Genellikle, pozitif test sonuçları sonrasında ikincil testler uygulanır. Örneğin:
- İnvazif olmayan doğum öncesi testi. Yüksek kromozomsal bozukluk riskindeyseniz, kanınızda dolaşan fetal DNA’yı analiz farklı bir prenatal tarama testine girmeyi düşünebilirsiniz. Bu kan testi diğer kromozomsal bozuklukların yanısıra Down sendromuna sahip bir bebek taşıyıp taşımadığınız ihtimalini değerlendirir. Aynı zamanda dah invazif testlere girmenizi de engelleyebilir.
- Hedefe yönelik ultrason.

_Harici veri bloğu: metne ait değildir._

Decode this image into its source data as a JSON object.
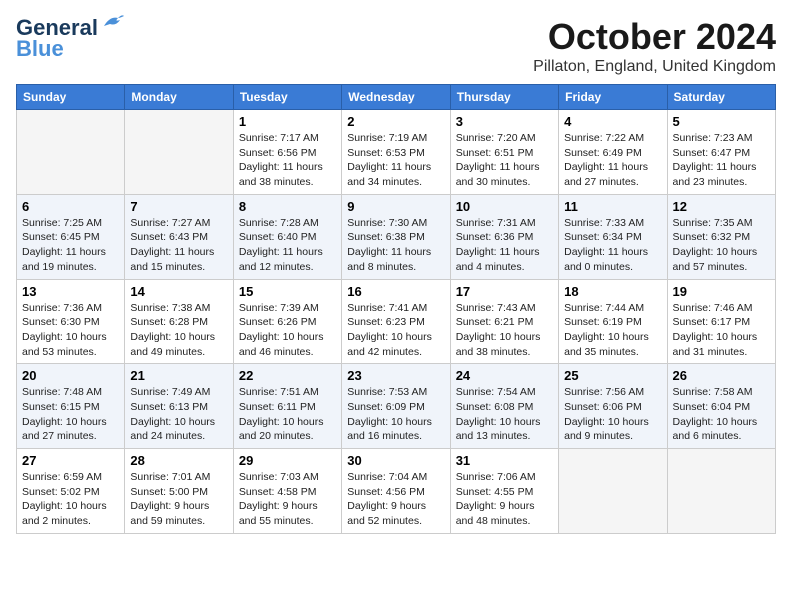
{
  "logo": {
    "line1": "General",
    "line2": "Blue"
  },
  "title": "October 2024",
  "location": "Pillaton, England, United Kingdom",
  "days_of_week": [
    "Sunday",
    "Monday",
    "Tuesday",
    "Wednesday",
    "Thursday",
    "Friday",
    "Saturday"
  ],
  "weeks": [
    [
      {
        "day": "",
        "info": ""
      },
      {
        "day": "",
        "info": ""
      },
      {
        "day": "1",
        "info": "Sunrise: 7:17 AM\nSunset: 6:56 PM\nDaylight: 11 hours and 38 minutes."
      },
      {
        "day": "2",
        "info": "Sunrise: 7:19 AM\nSunset: 6:53 PM\nDaylight: 11 hours and 34 minutes."
      },
      {
        "day": "3",
        "info": "Sunrise: 7:20 AM\nSunset: 6:51 PM\nDaylight: 11 hours and 30 minutes."
      },
      {
        "day": "4",
        "info": "Sunrise: 7:22 AM\nSunset: 6:49 PM\nDaylight: 11 hours and 27 minutes."
      },
      {
        "day": "5",
        "info": "Sunrise: 7:23 AM\nSunset: 6:47 PM\nDaylight: 11 hours and 23 minutes."
      }
    ],
    [
      {
        "day": "6",
        "info": "Sunrise: 7:25 AM\nSunset: 6:45 PM\nDaylight: 11 hours and 19 minutes."
      },
      {
        "day": "7",
        "info": "Sunrise: 7:27 AM\nSunset: 6:43 PM\nDaylight: 11 hours and 15 minutes."
      },
      {
        "day": "8",
        "info": "Sunrise: 7:28 AM\nSunset: 6:40 PM\nDaylight: 11 hours and 12 minutes."
      },
      {
        "day": "9",
        "info": "Sunrise: 7:30 AM\nSunset: 6:38 PM\nDaylight: 11 hours and 8 minutes."
      },
      {
        "day": "10",
        "info": "Sunrise: 7:31 AM\nSunset: 6:36 PM\nDaylight: 11 hours and 4 minutes."
      },
      {
        "day": "11",
        "info": "Sunrise: 7:33 AM\nSunset: 6:34 PM\nDaylight: 11 hours and 0 minutes."
      },
      {
        "day": "12",
        "info": "Sunrise: 7:35 AM\nSunset: 6:32 PM\nDaylight: 10 hours and 57 minutes."
      }
    ],
    [
      {
        "day": "13",
        "info": "Sunrise: 7:36 AM\nSunset: 6:30 PM\nDaylight: 10 hours and 53 minutes."
      },
      {
        "day": "14",
        "info": "Sunrise: 7:38 AM\nSunset: 6:28 PM\nDaylight: 10 hours and 49 minutes."
      },
      {
        "day": "15",
        "info": "Sunrise: 7:39 AM\nSunset: 6:26 PM\nDaylight: 10 hours and 46 minutes."
      },
      {
        "day": "16",
        "info": "Sunrise: 7:41 AM\nSunset: 6:23 PM\nDaylight: 10 hours and 42 minutes."
      },
      {
        "day": "17",
        "info": "Sunrise: 7:43 AM\nSunset: 6:21 PM\nDaylight: 10 hours and 38 minutes."
      },
      {
        "day": "18",
        "info": "Sunrise: 7:44 AM\nSunset: 6:19 PM\nDaylight: 10 hours and 35 minutes."
      },
      {
        "day": "19",
        "info": "Sunrise: 7:46 AM\nSunset: 6:17 PM\nDaylight: 10 hours and 31 minutes."
      }
    ],
    [
      {
        "day": "20",
        "info": "Sunrise: 7:48 AM\nSunset: 6:15 PM\nDaylight: 10 hours and 27 minutes."
      },
      {
        "day": "21",
        "info": "Sunrise: 7:49 AM\nSunset: 6:13 PM\nDaylight: 10 hours and 24 minutes."
      },
      {
        "day": "22",
        "info": "Sunrise: 7:51 AM\nSunset: 6:11 PM\nDaylight: 10 hours and 20 minutes."
      },
      {
        "day": "23",
        "info": "Sunrise: 7:53 AM\nSunset: 6:09 PM\nDaylight: 10 hours and 16 minutes."
      },
      {
        "day": "24",
        "info": "Sunrise: 7:54 AM\nSunset: 6:08 PM\nDaylight: 10 hours and 13 minutes."
      },
      {
        "day": "25",
        "info": "Sunrise: 7:56 AM\nSunset: 6:06 PM\nDaylight: 10 hours and 9 minutes."
      },
      {
        "day": "26",
        "info": "Sunrise: 7:58 AM\nSunset: 6:04 PM\nDaylight: 10 hours and 6 minutes."
      }
    ],
    [
      {
        "day": "27",
        "info": "Sunrise: 6:59 AM\nSunset: 5:02 PM\nDaylight: 10 hours and 2 minutes."
      },
      {
        "day": "28",
        "info": "Sunrise: 7:01 AM\nSunset: 5:00 PM\nDaylight: 9 hours and 59 minutes."
      },
      {
        "day": "29",
        "info": "Sunrise: 7:03 AM\nSunset: 4:58 PM\nDaylight: 9 hours and 55 minutes."
      },
      {
        "day": "30",
        "info": "Sunrise: 7:04 AM\nSunset: 4:56 PM\nDaylight: 9 hours and 52 minutes."
      },
      {
        "day": "31",
        "info": "Sunrise: 7:06 AM\nSunset: 4:55 PM\nDaylight: 9 hours and 48 minutes."
      },
      {
        "day": "",
        "info": ""
      },
      {
        "day": "",
        "info": ""
      }
    ]
  ]
}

Yüksek nöral tüp bozukluğu riskindeyseniz, doktorunuz amniyosentez ile birlikte ultrason önerebilir. Ultrason, Down sendromu için etkili bir tarama testi değildir.
- Koryon villus biyopsisi (CVS). Bu yöntem Down sendromu gibi kromozomsal bozuklukların teşhisinde kullanılabilir. Genellikle ilk 3 aylık dönemde yapılan CVS sırasında, test amacıyla plasentadan doku örneği alınır. CVS düşük için az miktarda risk yaratır ve spina bifida gibi nöral tüp bozuklukların teşhisinde faydalı değildir.
- Amniyosentez. Hem kromozomsal hem de nöral tüp bozukluklarının teşhisinde kullanılabilir. Genellikle ikinci 3 aylık dönemde yapılan amniyosentez sırasında rahimden test amacıyla amniyotik sıvı örneği alınır. CVS gibi amniyosentez de düşük bir oranda ‘düşük’ riskine sebep olabilir.
Doktorunuz veya genetik danışmanınız testlerin ne anlama geldiğini ve hamileliğiniz için ne ifade ettiğini sizinle paylaşacaktır.